Dear editor,

Several studies have reported the identification of pro-inflammatory subphenotypes of acute respiratory distress syndrome (ARDS) which seem to be the most likely to respond to targeted treatments, such as restrictive vascular filling, higher PEEP, or statins [1]. In these studies, vasopressor use, low platelets, and low bicarbonate appeared as routine markers of hyperinflammatory ARDS [1]. Endocan and its major catabolite p14 have been reported as novel biomarkers in ARDS [2], yet their potential utility in the characterization of ARDS phenotypes has never been explored.

We hereby present the results of a post hoc analysis based on the data from a previously published prospective cohort of severe septic patients [3]. Patients with a diagnosis of ARDS within 72 h following enrollment were included in this analysis. We considered ARDS as belonging to the HIP group when the 3 following criteria were present at the time of diagnosis: vasopressor use, platelets < 150 G/L, and bicarbonate < 22 mmol/L [1]. Measurements of endocan and p14 were performed at the time of diagnosis of ARDS and 24 h later if biological samples were available. Plasmatic endocan cleavage ratio (ECR) was calculated as previously described [4]. The aim of this analysis was to assess if static measurements of blood endocan and ECR at time of diagnosis of ARDS, as well as their variations within 24 h, were different between the HIP and NHIP subgroups of ARDS.

Thirty-nine patients with a diagnosis of ARDS were included in this analysis. Plasmatic levels of endocan and ECR were measured at the time of ARDS in every patient and were repeated 24 h later in 29 patients. Patients’ baseline characteristics are described in Additional file 1. ECR variation over 24 h was the only parameter to be found significantly different in the HIP group (− 7% [− 19%; − 5%]) by comparison with the NHIP group (6% [− 3%; 16%]) (p < 10− 2) (Fig. 1) and to show clinically relevant diagnostic values according to ROC analysis (AUC = 0.84 (95% CI 0.69–0.94; p < 10− 2)) (Fig. 2).
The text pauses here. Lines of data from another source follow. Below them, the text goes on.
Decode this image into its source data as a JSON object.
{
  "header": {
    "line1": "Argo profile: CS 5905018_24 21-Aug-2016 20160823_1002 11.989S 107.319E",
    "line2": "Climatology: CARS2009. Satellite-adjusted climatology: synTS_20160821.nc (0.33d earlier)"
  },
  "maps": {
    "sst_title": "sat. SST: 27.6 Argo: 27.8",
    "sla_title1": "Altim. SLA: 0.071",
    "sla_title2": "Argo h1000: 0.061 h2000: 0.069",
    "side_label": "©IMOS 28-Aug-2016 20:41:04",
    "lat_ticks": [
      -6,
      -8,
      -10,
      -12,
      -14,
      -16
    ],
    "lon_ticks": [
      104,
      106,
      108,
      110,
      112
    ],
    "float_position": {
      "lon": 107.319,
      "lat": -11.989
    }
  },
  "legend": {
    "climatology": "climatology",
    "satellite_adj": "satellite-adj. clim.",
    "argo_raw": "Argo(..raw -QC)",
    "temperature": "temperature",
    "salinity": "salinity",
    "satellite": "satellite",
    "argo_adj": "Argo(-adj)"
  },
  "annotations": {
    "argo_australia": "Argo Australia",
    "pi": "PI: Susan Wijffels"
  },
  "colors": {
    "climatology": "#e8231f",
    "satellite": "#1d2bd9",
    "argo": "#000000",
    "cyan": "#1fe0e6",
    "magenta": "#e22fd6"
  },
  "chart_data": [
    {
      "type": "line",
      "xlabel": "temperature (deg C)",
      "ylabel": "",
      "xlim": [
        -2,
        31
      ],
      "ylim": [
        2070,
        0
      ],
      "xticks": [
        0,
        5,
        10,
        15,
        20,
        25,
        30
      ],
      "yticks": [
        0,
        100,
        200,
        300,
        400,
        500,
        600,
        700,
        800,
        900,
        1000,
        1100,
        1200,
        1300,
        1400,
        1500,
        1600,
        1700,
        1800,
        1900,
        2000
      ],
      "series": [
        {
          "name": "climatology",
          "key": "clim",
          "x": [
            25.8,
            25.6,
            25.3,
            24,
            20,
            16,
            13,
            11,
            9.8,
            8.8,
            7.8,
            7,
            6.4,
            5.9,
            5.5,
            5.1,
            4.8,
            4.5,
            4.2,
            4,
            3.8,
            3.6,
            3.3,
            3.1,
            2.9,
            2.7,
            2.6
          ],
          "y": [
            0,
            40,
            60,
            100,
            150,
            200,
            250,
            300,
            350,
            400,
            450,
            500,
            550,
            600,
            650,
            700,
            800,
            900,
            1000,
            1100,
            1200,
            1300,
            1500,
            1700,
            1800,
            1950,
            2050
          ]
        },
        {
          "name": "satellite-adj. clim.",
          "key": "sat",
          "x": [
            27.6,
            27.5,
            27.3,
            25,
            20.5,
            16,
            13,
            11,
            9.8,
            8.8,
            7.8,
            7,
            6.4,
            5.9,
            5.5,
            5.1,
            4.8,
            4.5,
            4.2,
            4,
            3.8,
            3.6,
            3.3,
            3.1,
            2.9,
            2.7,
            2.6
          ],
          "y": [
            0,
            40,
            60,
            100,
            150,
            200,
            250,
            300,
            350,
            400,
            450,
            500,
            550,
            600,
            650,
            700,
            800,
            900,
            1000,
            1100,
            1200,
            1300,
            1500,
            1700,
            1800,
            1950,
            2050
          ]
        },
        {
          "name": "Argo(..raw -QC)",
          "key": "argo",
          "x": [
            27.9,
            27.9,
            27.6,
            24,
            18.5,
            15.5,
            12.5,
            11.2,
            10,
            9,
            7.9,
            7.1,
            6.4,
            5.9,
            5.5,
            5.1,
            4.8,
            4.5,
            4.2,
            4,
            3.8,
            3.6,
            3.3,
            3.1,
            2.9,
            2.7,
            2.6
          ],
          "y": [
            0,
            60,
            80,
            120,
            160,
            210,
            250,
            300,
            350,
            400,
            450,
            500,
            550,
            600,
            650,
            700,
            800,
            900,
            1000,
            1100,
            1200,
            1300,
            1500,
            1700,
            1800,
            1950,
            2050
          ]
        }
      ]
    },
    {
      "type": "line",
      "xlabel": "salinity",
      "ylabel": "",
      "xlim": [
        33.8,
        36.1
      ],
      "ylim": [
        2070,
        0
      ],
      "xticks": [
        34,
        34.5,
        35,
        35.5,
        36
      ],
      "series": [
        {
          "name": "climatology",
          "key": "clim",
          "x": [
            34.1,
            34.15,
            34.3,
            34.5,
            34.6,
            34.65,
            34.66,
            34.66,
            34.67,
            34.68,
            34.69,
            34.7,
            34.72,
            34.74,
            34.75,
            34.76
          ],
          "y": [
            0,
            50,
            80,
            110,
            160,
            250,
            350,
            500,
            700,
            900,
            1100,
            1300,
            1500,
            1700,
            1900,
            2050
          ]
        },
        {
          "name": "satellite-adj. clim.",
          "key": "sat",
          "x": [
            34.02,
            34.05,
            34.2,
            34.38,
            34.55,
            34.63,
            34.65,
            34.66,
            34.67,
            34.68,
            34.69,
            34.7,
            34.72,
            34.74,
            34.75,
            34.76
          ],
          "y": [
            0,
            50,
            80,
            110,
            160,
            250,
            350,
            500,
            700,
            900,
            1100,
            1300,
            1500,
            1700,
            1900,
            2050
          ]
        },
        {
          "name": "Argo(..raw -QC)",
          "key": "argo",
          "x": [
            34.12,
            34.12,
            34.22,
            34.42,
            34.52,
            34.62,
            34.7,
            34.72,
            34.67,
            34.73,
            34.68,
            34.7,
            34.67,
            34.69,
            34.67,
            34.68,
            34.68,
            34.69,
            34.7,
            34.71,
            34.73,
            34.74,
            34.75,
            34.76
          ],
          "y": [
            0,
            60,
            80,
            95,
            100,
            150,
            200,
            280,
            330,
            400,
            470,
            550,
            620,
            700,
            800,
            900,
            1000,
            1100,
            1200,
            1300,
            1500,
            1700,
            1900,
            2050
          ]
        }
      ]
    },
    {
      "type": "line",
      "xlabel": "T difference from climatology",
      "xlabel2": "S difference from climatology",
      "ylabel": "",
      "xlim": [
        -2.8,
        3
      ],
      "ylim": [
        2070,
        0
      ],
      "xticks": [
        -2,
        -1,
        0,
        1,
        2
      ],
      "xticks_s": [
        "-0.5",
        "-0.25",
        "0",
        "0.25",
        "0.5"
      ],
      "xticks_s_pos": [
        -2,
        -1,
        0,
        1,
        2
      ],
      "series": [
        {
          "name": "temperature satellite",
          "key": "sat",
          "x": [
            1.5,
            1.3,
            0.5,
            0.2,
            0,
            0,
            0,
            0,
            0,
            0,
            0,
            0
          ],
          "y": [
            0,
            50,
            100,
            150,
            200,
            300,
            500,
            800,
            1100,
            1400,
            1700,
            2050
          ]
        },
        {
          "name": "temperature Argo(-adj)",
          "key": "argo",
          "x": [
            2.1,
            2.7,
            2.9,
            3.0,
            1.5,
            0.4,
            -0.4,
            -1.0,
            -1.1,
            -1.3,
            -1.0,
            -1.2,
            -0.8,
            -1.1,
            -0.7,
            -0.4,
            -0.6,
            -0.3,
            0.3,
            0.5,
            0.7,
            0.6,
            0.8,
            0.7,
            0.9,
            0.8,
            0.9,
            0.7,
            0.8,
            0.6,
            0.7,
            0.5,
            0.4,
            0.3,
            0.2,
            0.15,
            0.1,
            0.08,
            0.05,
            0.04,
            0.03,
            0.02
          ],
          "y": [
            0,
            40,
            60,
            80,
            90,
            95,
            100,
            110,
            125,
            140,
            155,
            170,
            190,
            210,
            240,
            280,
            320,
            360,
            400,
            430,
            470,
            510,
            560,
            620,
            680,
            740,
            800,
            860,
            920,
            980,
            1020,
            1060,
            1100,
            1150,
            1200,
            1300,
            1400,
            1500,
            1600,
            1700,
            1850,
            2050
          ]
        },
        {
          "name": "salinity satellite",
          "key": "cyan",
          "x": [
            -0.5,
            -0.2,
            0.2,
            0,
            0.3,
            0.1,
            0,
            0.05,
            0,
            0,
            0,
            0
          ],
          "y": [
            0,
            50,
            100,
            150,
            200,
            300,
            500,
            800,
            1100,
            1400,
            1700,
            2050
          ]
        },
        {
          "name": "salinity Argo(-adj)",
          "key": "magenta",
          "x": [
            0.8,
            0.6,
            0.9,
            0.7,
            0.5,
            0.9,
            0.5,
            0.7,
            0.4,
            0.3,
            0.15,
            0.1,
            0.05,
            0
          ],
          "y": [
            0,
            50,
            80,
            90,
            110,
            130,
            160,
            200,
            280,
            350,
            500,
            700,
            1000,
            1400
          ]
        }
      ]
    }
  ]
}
A variation of ECR < − 4.5% was found as the best cutoff for the diagnosis of HIP ARDS according to the Youden index, with a sensitivity at 0.86 and a specificity at 0.82.

Fig. 1
figure 1

Endocan and ECR plasmatic levels at time of ARDS and variations over 24 h in HIP and NHIP ARDS. We found no difference between HIP and NHIP groups for blood concentrations of endocan (a), variations of endocan within 24 h (b), and ECR (c). ECR variation over 24 h in the HIP group was significantly different to that of the NHIP group (d). Box plot shows the median (horizontal line) and IQR (25th–75th percentile) (box). The whiskers show the lowest data within 1.5 IQR of the lower quartile and highest data within 1.5 IQR of the upper quartile. We used the Mann-Whitney test for comparisons of two groups of continuous variables and the chi-square test for comparisons of categorical variables. ARDS: acute respiratory distress syndrome; ECR: endocan cleavage ratio; HIP: hyperinflammatory phenotype; NHIP: non-hyperinflammatory phenotype

Fig. 2
figure 2

ROC analysis of endocan plasmatic levels at time of ARDS (a) and their variations over 24 h (b), as well as ECR plasmatic levels a time of ARDS (c) and their variations over 24 h (d) for the diagnosis of hyperinflammatory subphenotypes of ARDS. ARDS: acute respiratory distress syndrome; ECR: endocan cleavage ratio; HIP: hyperinflammatory phenotype; NHIP: non-hyperinflammatory phenotype

These results suggest that the variation of ECR 24 h after the diagnosis of ARDS seems to be a discriminant biomarker to identify hyperinflammatory subphenotypes of ARDS. New studies are warranted to comfort these preliminary observations.